From the TUC

Queen’s Speech: Long queue at Green Bank

25 May 2010, by in Environment

The Energy Security and Green Economy Bill’s welcome news includes an energy efficiency drive, measures to set up and fund the Green Investment Bank, and reforms to the energy market. But a clamp down on coal-fired power station emissions could well scupper a vital bit of low carbon technology – CCS investment. More on that below.

The Green Bank has a big job ahead to help fund a £750 billion investment programme for new low carbon infrastructure and supply chain support by 2025. That’s £37.5 billion a year, according to E3G. Fortunately, All-Party support for the Green Investment Bank shifts the debate to the form and function of the Bank itself.
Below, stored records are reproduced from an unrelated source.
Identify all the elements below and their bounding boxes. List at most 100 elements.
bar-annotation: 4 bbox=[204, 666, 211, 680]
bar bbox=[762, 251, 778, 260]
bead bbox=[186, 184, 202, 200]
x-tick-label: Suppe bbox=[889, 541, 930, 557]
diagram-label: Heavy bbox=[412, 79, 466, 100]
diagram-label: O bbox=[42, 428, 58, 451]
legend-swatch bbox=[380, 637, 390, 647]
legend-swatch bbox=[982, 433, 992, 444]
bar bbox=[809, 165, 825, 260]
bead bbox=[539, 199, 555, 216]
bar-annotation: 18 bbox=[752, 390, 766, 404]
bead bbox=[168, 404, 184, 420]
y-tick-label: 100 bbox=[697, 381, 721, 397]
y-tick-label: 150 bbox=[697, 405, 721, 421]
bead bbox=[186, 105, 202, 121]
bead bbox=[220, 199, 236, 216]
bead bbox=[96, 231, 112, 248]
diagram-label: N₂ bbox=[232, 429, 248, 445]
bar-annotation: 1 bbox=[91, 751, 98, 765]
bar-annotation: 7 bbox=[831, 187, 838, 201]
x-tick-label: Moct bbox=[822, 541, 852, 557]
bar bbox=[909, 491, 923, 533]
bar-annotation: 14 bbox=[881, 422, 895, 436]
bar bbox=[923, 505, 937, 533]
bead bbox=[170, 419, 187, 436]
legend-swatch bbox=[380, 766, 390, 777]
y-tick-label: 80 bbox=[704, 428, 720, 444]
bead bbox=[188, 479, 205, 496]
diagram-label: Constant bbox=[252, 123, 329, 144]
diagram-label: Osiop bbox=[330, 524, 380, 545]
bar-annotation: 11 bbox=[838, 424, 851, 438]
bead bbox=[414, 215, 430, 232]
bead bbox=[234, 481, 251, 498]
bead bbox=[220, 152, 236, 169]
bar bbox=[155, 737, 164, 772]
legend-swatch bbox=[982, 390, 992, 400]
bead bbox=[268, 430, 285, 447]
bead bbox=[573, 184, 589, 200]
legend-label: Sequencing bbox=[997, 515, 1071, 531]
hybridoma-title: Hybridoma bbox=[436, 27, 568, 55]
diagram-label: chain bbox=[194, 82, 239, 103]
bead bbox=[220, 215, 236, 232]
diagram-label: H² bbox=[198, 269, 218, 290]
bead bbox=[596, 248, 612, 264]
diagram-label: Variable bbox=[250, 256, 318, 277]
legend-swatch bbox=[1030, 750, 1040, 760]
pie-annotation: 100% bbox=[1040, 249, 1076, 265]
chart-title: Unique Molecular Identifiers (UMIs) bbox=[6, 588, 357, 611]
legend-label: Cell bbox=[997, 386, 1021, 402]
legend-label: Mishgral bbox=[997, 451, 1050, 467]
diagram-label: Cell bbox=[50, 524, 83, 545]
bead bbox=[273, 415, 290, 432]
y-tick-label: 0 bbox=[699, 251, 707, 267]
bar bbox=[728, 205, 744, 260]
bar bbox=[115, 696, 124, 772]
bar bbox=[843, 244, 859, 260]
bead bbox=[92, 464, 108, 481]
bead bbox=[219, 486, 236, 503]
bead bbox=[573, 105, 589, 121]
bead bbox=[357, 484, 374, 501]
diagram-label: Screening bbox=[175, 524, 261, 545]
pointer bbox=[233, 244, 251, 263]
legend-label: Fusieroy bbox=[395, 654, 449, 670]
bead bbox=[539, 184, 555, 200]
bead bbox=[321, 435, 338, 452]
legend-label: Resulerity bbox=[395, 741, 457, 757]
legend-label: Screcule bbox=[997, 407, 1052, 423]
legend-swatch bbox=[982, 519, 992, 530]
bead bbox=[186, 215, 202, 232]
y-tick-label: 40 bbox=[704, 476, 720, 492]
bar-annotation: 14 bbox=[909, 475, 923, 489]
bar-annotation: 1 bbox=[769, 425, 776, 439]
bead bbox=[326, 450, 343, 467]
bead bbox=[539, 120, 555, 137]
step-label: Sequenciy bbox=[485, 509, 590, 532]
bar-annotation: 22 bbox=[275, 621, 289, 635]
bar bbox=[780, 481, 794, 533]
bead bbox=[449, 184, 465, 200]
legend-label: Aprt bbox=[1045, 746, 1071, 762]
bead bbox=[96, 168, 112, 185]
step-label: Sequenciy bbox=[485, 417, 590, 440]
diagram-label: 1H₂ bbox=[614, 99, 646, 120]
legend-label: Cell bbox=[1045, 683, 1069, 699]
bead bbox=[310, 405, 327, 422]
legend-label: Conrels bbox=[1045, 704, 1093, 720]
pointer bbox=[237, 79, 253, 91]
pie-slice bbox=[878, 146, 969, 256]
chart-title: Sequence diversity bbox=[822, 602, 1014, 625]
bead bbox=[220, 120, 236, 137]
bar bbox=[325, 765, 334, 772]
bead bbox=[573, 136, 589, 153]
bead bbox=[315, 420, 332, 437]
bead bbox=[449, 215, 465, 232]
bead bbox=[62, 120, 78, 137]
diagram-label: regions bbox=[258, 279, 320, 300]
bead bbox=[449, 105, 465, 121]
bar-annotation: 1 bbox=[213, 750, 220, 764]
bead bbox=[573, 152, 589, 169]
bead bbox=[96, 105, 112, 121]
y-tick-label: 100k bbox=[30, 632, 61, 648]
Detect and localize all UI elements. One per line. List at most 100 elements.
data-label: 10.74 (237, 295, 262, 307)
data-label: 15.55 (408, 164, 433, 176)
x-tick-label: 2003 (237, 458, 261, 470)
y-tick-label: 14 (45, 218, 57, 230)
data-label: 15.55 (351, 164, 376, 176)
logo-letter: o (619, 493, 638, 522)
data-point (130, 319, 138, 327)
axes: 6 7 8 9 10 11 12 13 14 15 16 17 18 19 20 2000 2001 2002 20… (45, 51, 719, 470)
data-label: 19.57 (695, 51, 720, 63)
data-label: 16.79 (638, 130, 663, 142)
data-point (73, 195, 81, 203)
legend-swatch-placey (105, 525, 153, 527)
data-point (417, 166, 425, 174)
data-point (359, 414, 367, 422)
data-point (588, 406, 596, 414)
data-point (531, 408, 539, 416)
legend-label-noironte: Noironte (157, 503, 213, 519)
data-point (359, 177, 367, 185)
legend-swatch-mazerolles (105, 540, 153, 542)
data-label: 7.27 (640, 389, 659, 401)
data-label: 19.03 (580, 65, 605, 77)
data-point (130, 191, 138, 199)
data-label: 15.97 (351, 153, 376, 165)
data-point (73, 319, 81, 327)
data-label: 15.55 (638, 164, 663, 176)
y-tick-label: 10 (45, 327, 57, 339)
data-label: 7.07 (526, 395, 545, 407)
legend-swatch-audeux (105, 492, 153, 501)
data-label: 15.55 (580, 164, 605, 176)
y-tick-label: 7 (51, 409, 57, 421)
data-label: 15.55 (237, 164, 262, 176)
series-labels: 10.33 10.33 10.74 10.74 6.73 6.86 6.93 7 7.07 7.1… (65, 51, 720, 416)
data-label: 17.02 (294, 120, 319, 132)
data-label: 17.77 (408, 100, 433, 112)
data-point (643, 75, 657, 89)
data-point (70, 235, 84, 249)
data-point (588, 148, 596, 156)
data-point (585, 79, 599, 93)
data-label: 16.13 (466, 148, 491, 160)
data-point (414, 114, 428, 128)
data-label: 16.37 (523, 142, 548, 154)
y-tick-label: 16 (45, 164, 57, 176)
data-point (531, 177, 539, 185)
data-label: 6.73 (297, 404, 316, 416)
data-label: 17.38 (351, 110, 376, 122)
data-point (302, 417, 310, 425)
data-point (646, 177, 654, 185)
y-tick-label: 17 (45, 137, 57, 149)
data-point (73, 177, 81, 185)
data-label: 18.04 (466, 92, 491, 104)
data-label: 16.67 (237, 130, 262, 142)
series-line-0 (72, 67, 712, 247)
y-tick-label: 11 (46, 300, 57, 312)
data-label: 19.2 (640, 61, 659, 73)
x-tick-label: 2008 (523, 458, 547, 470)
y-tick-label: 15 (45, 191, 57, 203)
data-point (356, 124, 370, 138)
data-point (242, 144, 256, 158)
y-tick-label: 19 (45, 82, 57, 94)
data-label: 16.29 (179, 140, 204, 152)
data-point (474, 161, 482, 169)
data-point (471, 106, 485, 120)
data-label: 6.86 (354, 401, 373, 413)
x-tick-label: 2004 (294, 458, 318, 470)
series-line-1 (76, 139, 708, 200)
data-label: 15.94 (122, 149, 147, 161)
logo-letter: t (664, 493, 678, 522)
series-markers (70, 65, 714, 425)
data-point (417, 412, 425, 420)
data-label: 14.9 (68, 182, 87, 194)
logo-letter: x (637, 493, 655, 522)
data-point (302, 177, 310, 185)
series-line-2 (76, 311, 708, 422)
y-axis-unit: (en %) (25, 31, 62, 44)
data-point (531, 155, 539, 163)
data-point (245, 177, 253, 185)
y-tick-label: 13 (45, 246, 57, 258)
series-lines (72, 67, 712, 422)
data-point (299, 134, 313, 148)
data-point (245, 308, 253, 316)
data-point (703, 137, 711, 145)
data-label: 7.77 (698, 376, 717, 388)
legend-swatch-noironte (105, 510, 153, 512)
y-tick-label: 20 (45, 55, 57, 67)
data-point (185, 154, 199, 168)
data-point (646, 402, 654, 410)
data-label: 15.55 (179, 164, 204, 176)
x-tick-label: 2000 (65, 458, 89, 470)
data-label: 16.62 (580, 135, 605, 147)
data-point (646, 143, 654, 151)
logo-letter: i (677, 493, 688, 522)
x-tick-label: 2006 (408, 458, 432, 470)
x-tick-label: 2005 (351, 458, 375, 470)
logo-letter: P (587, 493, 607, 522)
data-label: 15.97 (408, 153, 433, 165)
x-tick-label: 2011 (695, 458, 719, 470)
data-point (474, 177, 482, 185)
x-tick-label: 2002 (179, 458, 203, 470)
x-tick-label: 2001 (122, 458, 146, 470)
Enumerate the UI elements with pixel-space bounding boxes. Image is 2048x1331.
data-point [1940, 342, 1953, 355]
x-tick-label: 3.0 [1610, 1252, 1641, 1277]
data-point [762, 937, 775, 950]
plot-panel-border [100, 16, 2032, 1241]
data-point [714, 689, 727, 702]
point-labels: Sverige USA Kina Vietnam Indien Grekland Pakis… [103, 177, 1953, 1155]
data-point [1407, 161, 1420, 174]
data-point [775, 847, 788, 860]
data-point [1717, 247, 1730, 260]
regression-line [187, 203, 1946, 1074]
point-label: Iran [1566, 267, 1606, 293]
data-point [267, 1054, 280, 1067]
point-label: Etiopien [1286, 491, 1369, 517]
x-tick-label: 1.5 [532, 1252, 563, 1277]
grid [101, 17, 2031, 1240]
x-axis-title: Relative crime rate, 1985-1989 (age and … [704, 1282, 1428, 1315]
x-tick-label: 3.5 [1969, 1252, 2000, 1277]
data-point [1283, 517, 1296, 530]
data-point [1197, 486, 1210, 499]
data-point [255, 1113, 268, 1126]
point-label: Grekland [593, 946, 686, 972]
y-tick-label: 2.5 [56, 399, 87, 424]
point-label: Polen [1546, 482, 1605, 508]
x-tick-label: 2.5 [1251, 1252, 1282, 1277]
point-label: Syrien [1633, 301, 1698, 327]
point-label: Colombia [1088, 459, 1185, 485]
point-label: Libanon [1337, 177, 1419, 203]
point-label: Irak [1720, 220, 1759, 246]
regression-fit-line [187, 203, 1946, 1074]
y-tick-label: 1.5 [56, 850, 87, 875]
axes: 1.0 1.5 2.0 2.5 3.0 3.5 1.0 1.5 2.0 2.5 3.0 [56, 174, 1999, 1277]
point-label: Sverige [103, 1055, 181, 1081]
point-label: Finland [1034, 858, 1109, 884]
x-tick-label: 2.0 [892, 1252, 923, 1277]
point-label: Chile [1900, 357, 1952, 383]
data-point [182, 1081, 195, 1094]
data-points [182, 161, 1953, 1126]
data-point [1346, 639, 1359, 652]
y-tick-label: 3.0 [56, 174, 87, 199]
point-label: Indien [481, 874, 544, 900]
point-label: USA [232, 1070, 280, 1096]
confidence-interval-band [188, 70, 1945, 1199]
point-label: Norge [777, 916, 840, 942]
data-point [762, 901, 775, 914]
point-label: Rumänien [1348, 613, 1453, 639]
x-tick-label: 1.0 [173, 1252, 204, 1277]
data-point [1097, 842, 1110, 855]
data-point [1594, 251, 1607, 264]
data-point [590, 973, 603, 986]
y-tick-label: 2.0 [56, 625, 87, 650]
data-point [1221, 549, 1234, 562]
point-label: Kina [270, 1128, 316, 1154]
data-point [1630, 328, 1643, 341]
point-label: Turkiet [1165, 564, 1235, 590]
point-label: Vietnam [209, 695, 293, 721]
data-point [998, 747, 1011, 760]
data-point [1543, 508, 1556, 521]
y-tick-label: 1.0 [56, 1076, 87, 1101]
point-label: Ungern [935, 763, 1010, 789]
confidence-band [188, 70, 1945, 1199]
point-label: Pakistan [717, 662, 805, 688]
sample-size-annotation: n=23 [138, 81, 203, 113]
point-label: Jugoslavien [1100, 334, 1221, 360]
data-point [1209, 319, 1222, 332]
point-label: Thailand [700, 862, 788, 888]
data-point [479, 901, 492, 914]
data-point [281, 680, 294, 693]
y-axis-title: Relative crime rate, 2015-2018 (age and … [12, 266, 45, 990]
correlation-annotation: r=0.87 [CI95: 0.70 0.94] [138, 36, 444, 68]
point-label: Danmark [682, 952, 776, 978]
The TUC would want to see stakeholder involvement in the Bank, not just at the consultation stage of the Bill, but in membership and advisory roles. Interestingly, the Aldersgate Group argued that the Forum for a Just Transition (a stakeholder body) should have a formal advisory role to the Green Investment Bank.

Both E3G and Aldersgate want to the level of capital increased well beyond the initial £2billion previously suggested – with new Green Bonds, or using revenues from the sale of EU ETS auction permits.

A top priority for the bank will be funding energy efficiency in millions of UK buildings – amounting to more than £100bn in the domestic sector alone . The “Green Deal” for domestic and business energy users signalled in the Queen’s Speech will allow them to take out loans to improve energy efficiency pay these off from the savings that result. On workplace energy efficiency, a further opportunity arises for the TUC to argue for its Greenworkplace projects – workplaces burn energy, consume resources, generate waste and travel – an ideal opportunity to empower working people to tackle climate change.

The TUC is a strong advocate of CCS for both coal and gas power stations, and to capture CO2 from heavy industry. But the proposed Energy Performance Standard limiting CO2 emissions from coal stations (defeated in the last Parliament), will, we fear, drive the dash for gas. Arguably, the same level of CCS must be applied to gas as is applied to coal, not just the same emissions standard. Otherwise, investors will shy away from coal stations and opt for more and more gas, to the point of massive dependency on an imported fuel. Unabated gas built now will do nothing for carbon emissions later.

The best laid plans often go awry. Promised reforms to energy markets will test the political centre of the Coalition, for energy markets will have to be reworked in the national interest if they are to deliver the right level of investment – and higher renewables targets.  Ofgem saw this coming in Project Discovery, its energy policy review.